This weekend I have attended two events that have been part of my life for a very long time which made me realize two things:
Traditions are something wonderful. But they also have the potential to make me very sad.
Each year in November there is a weekend, when we I attend two birthday celebrations in a row:
My best friend’s birthday party and my grandpa’s birthday dinner.
While others only organize birthday parties every decade or so, my grandpa and my best friend have always been strict about it. For them, every single birthday is a reason to celebrate.
My best friend has come up with different creative ideas over the past years. Once we raced us in go-karts, other times she set up a tent in her courtyard, serving mulled-wine for everyone in Christmas market style.
My grandpa on the other hand invited the family to the same Greek restaurant every single year.
Both birthday traditions have something in common though: At some point, they became an institution in my life.
Year after year the same people have attended these events and I especially enjoy seeing all of them together in one place.
In that regard, traditions really are something wonderful. Everyone takes the little extra effort to make it, in order to honour the tradition. Thus, even if I’m busy all year and live quite a distance away from people I care about, I can count on meeting everyone who matters. These moments are full of joy and sweet old memories, making us feel as if nothing had changed at all.
Unfortunately there are changes in our lives that even traditions can’t conceal forever. Some burst into our lives like a hurricane – whereas others go mostly unnoticed.

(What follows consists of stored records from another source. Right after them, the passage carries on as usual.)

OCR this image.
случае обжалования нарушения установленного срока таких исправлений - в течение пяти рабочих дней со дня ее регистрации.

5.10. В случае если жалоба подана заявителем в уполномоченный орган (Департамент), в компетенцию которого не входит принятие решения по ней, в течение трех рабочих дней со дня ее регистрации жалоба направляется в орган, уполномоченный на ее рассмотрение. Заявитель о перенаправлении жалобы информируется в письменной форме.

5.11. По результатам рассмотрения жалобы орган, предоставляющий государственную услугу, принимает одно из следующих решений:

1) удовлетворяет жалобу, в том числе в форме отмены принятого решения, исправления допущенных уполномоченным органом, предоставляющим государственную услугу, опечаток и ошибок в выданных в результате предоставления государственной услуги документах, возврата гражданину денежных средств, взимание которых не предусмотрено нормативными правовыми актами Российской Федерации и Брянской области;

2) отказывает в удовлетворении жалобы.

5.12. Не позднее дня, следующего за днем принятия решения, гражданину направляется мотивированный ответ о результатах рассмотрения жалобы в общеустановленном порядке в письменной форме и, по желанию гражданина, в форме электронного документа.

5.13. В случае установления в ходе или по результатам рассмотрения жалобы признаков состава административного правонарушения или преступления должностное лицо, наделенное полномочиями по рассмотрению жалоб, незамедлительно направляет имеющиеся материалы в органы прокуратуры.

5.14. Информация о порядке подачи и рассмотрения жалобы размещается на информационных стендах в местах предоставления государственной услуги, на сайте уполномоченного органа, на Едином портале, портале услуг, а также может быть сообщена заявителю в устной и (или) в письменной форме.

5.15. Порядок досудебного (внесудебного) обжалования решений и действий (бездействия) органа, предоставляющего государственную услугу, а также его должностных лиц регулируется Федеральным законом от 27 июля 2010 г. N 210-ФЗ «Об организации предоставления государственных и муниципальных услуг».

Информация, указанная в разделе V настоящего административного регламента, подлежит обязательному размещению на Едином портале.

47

And that’s where traditions become bittersweet.
Last night, before heading to the restaurant my mom and I were looking through old pictures of my grandpa’s past birthdays. Seeing these old photographs, encountering younger versions of ourselves, it suddenly hit me how many things have changed over the years.
My grandparents are both dead. So, technically, we aren’t actually celebrating my grandpa’s birthday anymore but rather remembering him.
Instead, my own mother is a grandma now. All of my siblings are in serious relationships, two of them are married and have kids. We have long since stopped being the young generation – that role belongs to my nephews now.
Without noticing it, there was a change of generations and nothing is like it used to be anymore.
When did all this happen and where has the time gone? The thought made me very sad for a moment.
Creating new traditions
At the same time I realized, how lucky we are to still have such wonderful traditions like our annual family meeting in that restaurant.
It’s the course of life that things change – but it’s up to us how we handle it. We may not be able to bring back the good old days, and some traditions may very well die with the people who held them up.
But who says that we can’t create new rituals?
By deciding to continue meeting at my grandpa’s birthday, my family and I have done just that. In the moment we took that decision, we have created a new tradition. And maybe, one day, my nephews are going to remember that weekend in November the way I remembered my grandpa’s past birthdays. As a piece of wonderful quality time with everyone who mattered in our family.
I love the idea. And at the same time it makes me sad. It’s a bittersweet tradition.